Food inflation will reach 6% by the end of the year – posing an “important challenge” to household budgets as Christmas approaches, predicted industry leaders.
The British Retail Consortium warns that the Chancellor may “make his inflation flames” if it makes taxes in the upcoming budget.
Despite strong competition on prices between supermarket chains, the BRC sounded the alarm on the rhythm of the price increases of the grocery store.
Since this month, food inflation has increased by 4% over a year – its highest level since February 2024.
The BRC said that this increase is linked to global factors, such as high demand and cultivation struggles.
The prices of beef, chicken and tea are among those who have increased the most this year – but part of the blame is also heard at the Chancellor’s door.
The BRC said it was inevitable that a burden of 7 billion pounds Sterling, thanks to changes to national employers’ insurance contributions and minimum remuneration rules after last October budget, had been partly transmitted to customers in the highest price form.

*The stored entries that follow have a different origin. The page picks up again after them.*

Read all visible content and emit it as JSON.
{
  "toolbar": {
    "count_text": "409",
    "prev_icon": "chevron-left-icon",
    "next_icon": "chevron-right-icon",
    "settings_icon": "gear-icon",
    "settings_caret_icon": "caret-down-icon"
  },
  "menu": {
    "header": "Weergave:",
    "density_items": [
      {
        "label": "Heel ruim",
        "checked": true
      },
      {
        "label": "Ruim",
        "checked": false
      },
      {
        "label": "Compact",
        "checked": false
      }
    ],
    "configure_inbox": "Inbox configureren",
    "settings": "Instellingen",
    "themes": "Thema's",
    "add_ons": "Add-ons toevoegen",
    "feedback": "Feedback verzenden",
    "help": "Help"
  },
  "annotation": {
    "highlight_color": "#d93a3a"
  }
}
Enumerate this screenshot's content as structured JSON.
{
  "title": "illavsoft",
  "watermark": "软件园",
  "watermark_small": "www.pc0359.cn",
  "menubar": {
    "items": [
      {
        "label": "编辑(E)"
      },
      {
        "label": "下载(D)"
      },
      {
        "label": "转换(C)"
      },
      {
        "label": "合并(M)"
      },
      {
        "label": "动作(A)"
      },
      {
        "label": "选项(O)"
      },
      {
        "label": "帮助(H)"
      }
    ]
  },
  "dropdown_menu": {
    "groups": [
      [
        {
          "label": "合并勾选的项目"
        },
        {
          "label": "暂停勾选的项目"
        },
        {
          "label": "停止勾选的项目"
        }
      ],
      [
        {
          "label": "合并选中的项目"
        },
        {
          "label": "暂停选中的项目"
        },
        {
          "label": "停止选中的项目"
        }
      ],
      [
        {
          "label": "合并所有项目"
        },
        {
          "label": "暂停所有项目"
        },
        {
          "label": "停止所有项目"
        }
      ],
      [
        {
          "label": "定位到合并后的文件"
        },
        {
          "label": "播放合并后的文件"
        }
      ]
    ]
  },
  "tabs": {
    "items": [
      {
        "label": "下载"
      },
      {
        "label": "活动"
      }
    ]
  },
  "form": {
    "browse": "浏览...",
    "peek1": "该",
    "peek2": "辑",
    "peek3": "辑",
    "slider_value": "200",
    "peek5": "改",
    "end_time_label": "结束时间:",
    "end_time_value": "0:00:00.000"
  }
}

He published the results of a survey of the retail industry finance chiefs to illustrate his point – that the nerves of what Ms. Reeves’ second budget could not help companies to invest in a new job or prices.
We have promised that cases would be spared additional pain after being put to the grip for most of the Chancellor’s taxation measures last year.
However, speculation is now riveted on which will feel pain this fall while it juggles a deterioration in public finances.
An enlarged black hole is estimated at around 20 billion pounds sterling.
The cost of the public debt service has increased since the last budget, while information on social protection reforms and payment reductions in winter fuel have made its work even more difficult – which makes additional tax measures inevitable.
The survey of financial directors for the BRC showed that the highest current fear of coming concerned the “tax and regulatory burden”.
Two-thirds of financial directors predicted that new price increases during the coming year, at a time when inflation of the head rate remains already blocked above the Bank of England by 2%.
It is currently 3.6%.
Helen Dickinson, Director General of BRC, said: “Retail was squarely in the last budget shooting line, the industry struck by 7 billion pounds sterling in new costs and taxes.
“The retailers have done everything they can to protect their customers from higher costs, but given their thin margins and the increase in the costs of staff employment, the price increases were inevitable.
“The consequences are now felt by households because many have trouble dealing with the increase in the cost of their weekly store.
“It is up to the Chancellor to decide to make flames of inflation or support the daily economy by supporting rue Haute and the local jobs they provide.”
It concluded: “Retail trade represents 5% of the economy, but currently pays 7.4% of commercial taxes and 21% of all commercial prices.
“It is essential that upcoming reforms offer a significant reduction in the retail rate bill and guarantees that no store pays more due to changes.”
The treasure was approached for comments.